Contudo, fica claro pelos vídeos publicados na manhã em que a ação decorreu que tal não poderá ser verdade. Em primeiro lugar, a hora não bate certo, uma vez que antes da hora em que a detenção terá ocorrido já dezenas de jornalistas no país tinham recebido o comunicado de imprensa a informar da realização da ação, com fotografias e vídeos da mesma. Depois, é evidente que são pelo menos cinco pessoas a realizar a ação e não apenas uma. Seria impossível, aliás, que o agente Luís Rodrigues tivesse conseguido ver apenas uma das pessoas a escrever na parede, dado que, pelo que se pode ver no vídeo, as pinturas na fachada demoraram menos de um minuto no total e foram feitas por quatro pessoas exatamente ao mesmo tempo, de forma coordenada, lado a lado, a poucos metros de distância. O vídeo mostra ainda que não existiu qualquer detenção nesse momento, tendo as pessoas se ido embora após terminarem a ação. Além disso, os coletivos falaram entre si e não conhecem ninguém que tenha sido detido, julgado ou condenado no seguimento desta ação.

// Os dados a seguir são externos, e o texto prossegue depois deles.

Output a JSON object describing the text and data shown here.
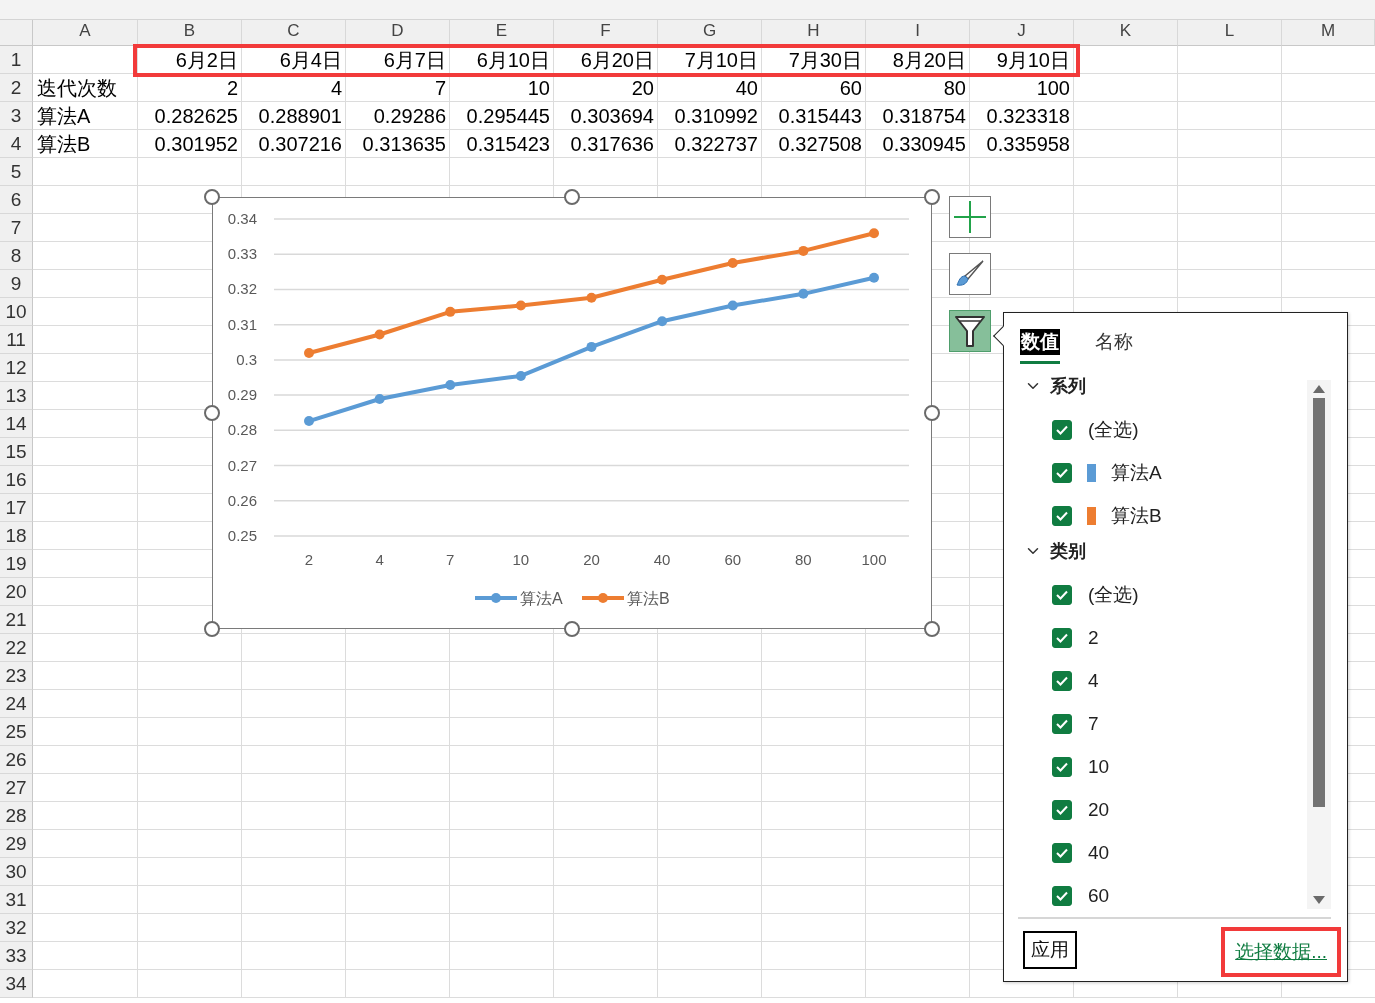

Ainda assim, em janeiro de 2025, o Tribunal de Lisboa decidiu pela condenação desta pessoa nos termos da acusação. O arguido foi condenado a pagar cerca de 11 mil euros de multa e indemnização.
Os coletivos deduzem então que tudo isto se trata de uma condenação absolutamente arbitrária de uma pessoa que nada tem que ver com esta ação e só pode ser entendida como parte maior de um quadro de crescente repressão de movimentos sociais a que se assiste na Europa e pelo mundo, particularmente ligados ao clima e à Palestina. A criminalização aleatória de pessoas no seguimento de ações contra um genocídio em curso não deve ser condecorada com medalhas, como Carlos Moedas fez no seguimento desta ação. O presidente da CML ofereceu medalhas aos dois polícias que detiveram a pessoa alegadamente responsável pela ação. Esta é uma campanha de intimidação com vista a reprimir ações que se opõem ao sistema atual.
Um mote frequentemente utilizado em movimentos sociais é a frase “não somos livres até todes sermos livres”. Esta é uma declaração de que o que oprime pessoas num lado do planeta pode infetar qualquer outra noutro local, através de uma complexa rede de criação de consentimentos e sistemas globais de opressão. Em tempos em que, na Palestina, qualquer pessoa pode ser detida arbitrariamente e colocada em prisão sem necessidade de provas, é preocupante a crescente
normalização da criminalização de movimentos que pretendem denunciar a cumplicidade de instituições governamentais e estatais nacionais neste genocídio e no capitalismo fóssil, indissociável da ocupação colonial da Palestina.
Os coletivos que subscreveram a ação de dezembro de 2023 — o Coletivo pela Libertação pela Palestina, o Climáximo e a Greve Climática Estudantil Lisboa — condenam o procedimento da Câmara Municipal de Lisboa, da PSP e do sistema judicial português.